One of the documents from the university replies in the frequent asked questions section for students says:

Q. Can I object to my work being stored in the [Turnitin database] system? A. If a copy was legitimately made of your assignment for submission to Turnitin, then you do not have a right to object to the work being stored on copyright grounds.

If your objection is to personal data continuing to be stored on the system, you can submit a notice under Section 10 of the Data Protection Act 1998 if processing of your data would be likely to cause substantial damage or distress.

This means that under copyright laws, you do not have grounds to complain or object because the intellectual property rights have been automatically transferred from you, the student and submitter, to Turnitin's owner, iParadigms.

However, if you have reason (and only you would know) to believe that the work being stored could affect your safety, security or cause you legal, financial or physical harm, the law can be used for your protection and will be taken strongly into account.
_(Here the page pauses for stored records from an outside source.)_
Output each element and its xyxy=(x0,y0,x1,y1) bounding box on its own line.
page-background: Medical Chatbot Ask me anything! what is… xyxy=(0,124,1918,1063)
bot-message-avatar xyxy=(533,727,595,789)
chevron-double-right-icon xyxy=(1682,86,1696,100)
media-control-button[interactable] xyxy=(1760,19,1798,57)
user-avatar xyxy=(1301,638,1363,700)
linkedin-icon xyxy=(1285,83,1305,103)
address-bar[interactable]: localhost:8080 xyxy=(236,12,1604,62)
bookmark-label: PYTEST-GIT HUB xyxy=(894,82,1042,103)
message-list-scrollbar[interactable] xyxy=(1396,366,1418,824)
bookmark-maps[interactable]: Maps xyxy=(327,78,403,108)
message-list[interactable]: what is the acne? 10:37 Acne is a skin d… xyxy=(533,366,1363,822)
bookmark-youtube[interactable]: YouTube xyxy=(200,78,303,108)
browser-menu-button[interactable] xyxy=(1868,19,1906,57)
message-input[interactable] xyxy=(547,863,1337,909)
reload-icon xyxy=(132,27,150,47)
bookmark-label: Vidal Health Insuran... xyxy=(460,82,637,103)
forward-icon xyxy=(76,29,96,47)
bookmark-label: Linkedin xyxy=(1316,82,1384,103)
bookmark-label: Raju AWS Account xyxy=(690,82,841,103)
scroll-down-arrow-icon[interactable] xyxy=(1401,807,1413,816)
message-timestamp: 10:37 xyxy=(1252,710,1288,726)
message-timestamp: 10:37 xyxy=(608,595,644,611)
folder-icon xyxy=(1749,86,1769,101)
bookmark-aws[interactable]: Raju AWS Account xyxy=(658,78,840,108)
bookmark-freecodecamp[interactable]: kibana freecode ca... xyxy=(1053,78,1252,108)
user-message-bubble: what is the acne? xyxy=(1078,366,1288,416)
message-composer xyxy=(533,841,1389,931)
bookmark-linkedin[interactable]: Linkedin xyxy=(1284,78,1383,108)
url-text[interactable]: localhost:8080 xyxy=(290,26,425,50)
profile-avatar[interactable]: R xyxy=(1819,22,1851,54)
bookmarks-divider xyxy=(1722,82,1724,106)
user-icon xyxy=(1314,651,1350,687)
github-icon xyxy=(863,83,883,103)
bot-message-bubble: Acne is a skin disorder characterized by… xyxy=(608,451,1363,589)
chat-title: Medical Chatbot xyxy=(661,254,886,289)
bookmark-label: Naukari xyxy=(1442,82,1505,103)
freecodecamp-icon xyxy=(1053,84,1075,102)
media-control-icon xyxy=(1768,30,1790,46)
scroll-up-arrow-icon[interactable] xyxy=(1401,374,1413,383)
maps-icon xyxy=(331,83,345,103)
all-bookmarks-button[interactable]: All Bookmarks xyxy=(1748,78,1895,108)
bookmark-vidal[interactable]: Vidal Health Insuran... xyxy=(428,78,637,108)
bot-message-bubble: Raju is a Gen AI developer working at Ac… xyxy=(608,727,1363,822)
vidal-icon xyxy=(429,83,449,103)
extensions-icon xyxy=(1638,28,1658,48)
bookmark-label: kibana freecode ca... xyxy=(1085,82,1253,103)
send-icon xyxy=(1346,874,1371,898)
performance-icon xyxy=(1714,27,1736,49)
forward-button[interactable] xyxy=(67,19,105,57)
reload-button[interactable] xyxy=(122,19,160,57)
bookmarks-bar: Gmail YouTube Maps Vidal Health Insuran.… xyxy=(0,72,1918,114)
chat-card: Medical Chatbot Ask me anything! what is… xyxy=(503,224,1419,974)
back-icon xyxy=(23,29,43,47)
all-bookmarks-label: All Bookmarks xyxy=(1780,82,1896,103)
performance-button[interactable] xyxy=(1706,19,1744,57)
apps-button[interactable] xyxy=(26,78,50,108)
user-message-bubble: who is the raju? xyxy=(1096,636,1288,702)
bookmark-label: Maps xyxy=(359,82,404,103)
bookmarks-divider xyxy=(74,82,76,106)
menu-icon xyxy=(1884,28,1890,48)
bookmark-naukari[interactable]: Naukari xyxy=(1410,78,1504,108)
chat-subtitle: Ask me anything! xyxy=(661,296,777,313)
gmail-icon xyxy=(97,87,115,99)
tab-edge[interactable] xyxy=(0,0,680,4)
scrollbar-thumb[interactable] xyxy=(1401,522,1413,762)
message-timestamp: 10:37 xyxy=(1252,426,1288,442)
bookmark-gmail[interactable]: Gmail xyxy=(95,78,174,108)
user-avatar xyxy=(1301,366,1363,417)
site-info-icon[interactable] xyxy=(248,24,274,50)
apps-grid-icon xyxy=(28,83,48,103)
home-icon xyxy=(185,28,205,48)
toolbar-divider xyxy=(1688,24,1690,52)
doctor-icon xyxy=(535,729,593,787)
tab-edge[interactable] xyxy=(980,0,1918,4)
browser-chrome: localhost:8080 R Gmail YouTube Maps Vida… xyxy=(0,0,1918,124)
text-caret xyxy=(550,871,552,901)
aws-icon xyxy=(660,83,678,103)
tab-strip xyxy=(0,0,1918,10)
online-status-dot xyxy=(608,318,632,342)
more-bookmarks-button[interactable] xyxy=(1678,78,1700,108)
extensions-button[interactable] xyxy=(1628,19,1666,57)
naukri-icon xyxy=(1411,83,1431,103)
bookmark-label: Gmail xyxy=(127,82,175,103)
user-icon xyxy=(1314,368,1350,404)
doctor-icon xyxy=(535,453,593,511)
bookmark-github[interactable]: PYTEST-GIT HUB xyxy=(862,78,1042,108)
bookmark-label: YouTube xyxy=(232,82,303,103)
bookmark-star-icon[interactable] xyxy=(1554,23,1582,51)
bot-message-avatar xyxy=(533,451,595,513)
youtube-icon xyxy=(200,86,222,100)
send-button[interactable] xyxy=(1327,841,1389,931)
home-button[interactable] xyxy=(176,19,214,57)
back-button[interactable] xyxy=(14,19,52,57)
Ultimately it could be up to a court to intervene if necessary.

But here is where it gets interesting.

From another guidance document relating to more common questions from academics:

Q. Can my students refuse permission to have their personal details and assignments processed by the Turnitin service? A. The Data Protection Act 1998 sets out when and how personal data can be 'processed'. For any institution to validly process personal data, it must comply with one of the two conditions in Schedule 2 of the Data Protection Act 1998. These are:

  • Condition 1: "The data subject has given his consent to the processing."
  • Condition 6: "(1) The processing is necessary for the purposes of legitimate interests pursued by the data controller or by the third party or parties to whom the data are disclosed, except where the processing is unwarranted in any particular case by reason of prejudice to the rights and freedoms or legitimate interests of the data subject."

The [university] will ask for the student’s consent during the registration process at the start of the year. If consent is given, condition 1 is fulfilled. Without consent, the institution may use condition 6 to process the data, on the basis that quality of marking and detection of academic deceit are legitimate interests of the institution.

Consent or no consent, once the document is handed in whether it was done electronically through Turnitin (student gives consent), or handing it in on paper to the relevant submission area (student does not give consent), it is within the university's right to submit it themselves via Turnitin under Condition 6 of Schedule 2 of the UK Data Protection Act.

If the student does not hand in the assignment at all, thus also not giving consent for the work to be submitted through Turnitin, they will not receive marks and could fail their module, course, or entire degree as a result.

The student is in a Catch 22 position. If you want a degree but your school or university uses Turnitin to submit its papers and you object, frankly you can either bite the bullet and accept defeat, or make a stand and fail your course.

What would you do: bite the bullet and succeed, make a stand and fail?